Now that we understand what happens to us when we run let’s talk about the types of nutrition that gets us to the finish line.
Most types of nutrition used during a long run contain the following:
·         Calories/Carbohydrates for energy
·         Amino acids to fight muscle fatigue, convert carbohydrates into usable energy more     efficiently, and improve mental focus.
·         Electrolytes to replenish what you lose through sweat (sodium and potassium).
·         Caffeine for a sometimes needed rush.
Simply put, the large assortment of available GU’s, gels, beans, chomps, capsules, blocks, and so forth provide us with what we have lost and need to keep going in a concentrated, easy to use, and easier to digest formula.
Okay great nutrition will help you finish a race or a long run, but now let’s answer the big questions. 
·         Which flavors are tasty and not like nasty sludge?
·         Which ones won’t upset my stomach?
·         How do I use it?
What tastes good to one person may be inedible to another, so it’s best to try several.  Also, texture can play a part in what you can stomach.  In other words, the more liquidly GU’s and gels may be tastier than then solid beans and chomps or vice versa. 
When trying different nutrition options make sure to test them during your runs.  Sure throwing back a bunch of nutrition shots sounds awesome, but taking them on a run is a better way to see what tastes good.  On a side note studies have found that the body tends to crave citrusy flavors more during strenuous exercise (Brendan Brazier, 2007).
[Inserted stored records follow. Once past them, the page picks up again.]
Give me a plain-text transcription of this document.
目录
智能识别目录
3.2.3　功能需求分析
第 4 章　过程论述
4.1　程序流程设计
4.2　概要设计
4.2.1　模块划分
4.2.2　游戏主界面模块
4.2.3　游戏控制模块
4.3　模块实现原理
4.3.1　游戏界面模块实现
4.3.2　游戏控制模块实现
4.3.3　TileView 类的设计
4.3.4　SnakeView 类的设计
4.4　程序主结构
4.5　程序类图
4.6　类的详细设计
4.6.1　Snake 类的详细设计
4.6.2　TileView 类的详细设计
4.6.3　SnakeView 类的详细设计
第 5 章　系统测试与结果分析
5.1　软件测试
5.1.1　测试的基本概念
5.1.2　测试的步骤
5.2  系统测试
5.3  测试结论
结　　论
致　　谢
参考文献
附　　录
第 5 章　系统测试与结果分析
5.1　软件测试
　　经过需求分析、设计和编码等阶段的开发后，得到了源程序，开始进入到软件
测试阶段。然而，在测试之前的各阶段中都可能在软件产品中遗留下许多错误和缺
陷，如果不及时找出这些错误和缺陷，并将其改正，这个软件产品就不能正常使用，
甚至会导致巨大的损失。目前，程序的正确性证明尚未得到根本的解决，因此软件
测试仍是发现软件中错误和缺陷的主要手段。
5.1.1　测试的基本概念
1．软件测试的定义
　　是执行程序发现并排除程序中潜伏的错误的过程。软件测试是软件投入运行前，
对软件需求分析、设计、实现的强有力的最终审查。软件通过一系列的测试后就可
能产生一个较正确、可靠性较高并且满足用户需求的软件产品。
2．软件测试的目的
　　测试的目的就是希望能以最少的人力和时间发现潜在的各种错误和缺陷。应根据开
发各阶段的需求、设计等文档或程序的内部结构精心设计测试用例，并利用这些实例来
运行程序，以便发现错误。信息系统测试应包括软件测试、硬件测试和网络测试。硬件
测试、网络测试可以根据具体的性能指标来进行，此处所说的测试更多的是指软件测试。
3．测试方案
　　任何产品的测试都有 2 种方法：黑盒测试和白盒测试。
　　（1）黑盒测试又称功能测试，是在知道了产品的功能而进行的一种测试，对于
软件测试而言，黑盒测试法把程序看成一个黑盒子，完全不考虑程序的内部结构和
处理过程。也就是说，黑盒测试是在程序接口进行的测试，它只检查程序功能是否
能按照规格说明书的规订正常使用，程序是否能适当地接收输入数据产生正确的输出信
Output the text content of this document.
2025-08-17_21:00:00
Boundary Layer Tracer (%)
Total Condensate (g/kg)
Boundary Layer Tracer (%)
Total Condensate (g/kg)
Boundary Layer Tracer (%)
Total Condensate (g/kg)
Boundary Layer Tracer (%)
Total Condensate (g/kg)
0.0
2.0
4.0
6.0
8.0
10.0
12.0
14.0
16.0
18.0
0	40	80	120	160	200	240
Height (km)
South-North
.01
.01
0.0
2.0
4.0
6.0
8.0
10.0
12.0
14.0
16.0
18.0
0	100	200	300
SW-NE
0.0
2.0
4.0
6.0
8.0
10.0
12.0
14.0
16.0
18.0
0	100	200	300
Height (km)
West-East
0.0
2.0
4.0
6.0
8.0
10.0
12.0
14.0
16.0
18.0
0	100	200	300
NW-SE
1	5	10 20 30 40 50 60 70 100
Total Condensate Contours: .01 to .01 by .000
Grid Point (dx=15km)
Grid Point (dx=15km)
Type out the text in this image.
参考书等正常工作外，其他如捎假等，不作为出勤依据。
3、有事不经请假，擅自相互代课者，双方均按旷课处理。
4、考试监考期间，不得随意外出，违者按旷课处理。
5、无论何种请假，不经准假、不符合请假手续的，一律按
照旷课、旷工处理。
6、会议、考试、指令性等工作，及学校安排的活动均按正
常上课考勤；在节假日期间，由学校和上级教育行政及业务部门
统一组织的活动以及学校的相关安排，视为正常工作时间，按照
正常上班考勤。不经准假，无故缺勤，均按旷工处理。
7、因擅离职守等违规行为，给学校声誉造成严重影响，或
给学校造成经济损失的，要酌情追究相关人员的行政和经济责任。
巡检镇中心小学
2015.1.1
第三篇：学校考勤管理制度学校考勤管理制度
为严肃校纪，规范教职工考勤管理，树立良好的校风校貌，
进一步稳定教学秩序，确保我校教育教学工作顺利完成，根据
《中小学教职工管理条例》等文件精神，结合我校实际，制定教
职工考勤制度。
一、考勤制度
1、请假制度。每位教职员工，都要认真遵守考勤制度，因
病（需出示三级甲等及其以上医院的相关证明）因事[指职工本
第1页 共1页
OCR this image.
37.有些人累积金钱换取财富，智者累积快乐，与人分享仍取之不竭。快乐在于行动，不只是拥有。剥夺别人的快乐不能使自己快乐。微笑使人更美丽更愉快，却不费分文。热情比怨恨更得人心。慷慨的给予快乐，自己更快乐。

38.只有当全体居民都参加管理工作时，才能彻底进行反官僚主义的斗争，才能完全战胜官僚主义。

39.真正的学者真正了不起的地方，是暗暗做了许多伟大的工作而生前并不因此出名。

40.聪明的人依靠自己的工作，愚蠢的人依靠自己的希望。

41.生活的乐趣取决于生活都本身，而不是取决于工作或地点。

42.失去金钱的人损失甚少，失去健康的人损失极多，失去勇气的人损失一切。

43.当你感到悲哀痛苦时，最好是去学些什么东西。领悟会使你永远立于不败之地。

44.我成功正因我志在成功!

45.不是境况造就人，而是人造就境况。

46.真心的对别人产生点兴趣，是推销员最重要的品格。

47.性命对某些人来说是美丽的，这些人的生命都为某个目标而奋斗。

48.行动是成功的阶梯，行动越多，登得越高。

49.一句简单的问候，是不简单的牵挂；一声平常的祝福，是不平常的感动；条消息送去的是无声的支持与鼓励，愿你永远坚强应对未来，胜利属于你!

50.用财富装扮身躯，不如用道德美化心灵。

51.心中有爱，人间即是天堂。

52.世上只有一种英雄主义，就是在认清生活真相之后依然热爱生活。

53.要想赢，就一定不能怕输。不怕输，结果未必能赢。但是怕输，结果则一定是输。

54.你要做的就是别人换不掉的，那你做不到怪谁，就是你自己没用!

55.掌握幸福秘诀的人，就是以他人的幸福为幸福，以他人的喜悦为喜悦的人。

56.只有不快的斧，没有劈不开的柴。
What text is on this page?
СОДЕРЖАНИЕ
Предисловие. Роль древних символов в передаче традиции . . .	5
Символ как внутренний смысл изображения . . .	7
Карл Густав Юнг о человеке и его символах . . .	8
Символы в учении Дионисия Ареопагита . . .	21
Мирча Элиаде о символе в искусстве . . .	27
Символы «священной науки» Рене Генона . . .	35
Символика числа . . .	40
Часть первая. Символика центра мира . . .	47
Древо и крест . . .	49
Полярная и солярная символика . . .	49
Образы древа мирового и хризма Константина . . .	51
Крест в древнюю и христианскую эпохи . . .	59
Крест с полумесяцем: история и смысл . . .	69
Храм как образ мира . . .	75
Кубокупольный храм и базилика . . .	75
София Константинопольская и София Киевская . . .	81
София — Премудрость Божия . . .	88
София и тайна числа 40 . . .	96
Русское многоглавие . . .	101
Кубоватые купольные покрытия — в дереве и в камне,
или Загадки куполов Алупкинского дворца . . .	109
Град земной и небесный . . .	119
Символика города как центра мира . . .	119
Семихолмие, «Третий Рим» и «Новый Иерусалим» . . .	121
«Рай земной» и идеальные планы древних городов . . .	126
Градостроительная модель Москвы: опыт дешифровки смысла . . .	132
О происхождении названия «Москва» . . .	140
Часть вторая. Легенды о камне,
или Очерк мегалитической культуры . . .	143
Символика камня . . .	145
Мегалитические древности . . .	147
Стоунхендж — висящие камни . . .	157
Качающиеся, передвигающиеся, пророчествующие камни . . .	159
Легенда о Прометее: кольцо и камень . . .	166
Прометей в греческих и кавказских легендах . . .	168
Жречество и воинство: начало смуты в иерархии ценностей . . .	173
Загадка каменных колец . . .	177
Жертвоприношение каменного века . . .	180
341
The last thing anybody wants to deal with on a run is an upset stomach.  So test nutrition on a run and see how you react.  To help alleviate some worry and narrow your choices here is are some facts and things to look for.
·         GU’s, Power Gel, Hammer Gel, GU Chomps, Honey Stingers, Sport Beans,  Clif Blocks, and Clif Shots are gluten free
·         All of the above are vegan except Honey Stinger
·         Hammer Gels have the least sugar and Power Gels have the most.
·         Clif, Hammer, and Honey Stinger are on the more organic and natural side
·         Some have caffeine so pay attention to packaging
In case you are scared of the big chemistry words in the ingredients or don’t trust that the natural or organic ingredients are actually natural or organic then you can also make your own gel.  And here is a great recipe!
Lemon Lime Gel (Brendan Brazier, 2007)
·         4 dates (remove pit)
·         ½ cup agave nectar
·         1 tbsp lime zest
·         2 tsp lemon zest
·         ½ tsp dulse (a seaweed found in most Asian or specialty stores)
·         Sea salt to taste ( I use ¼ tsp)
Blend it all up until mixture becomes gel like.  Makes about 8 ounces of gel and can be refrigerated for 3 days.
Okay, hopefully we understand our options a little better, so now let’s talk about how we use nutrition. 
·         First, all nutrition should be taken on a run with 6-8 ounces of water.  Be sure to sip     not gulp. 
·         Second, the body will be almost depleted about every hour of exercise depending on     temperature, humidity, and body type, so be sure to take in nutrition at least every     45 minutes.  Test how frequently you need to take in nutrition on your long runs, so     you’re ready on race day.
·         Third, some nutrition is taken 15 minutes before exercise while others can be taken     right before, so read the packaging
·         Last, TRY, TEST, EXPERIMENT, and PRACTICE. 

 Coach Hammond
MA Sports and Performance Psychology
Stevens Institute of Technology Assistant Track & Field/Cross Country Coach

References:
Brazier, B. (2007). Thrive:The vegan nutrition guide to optimal performance in sports and life. Canada: Penguin Group.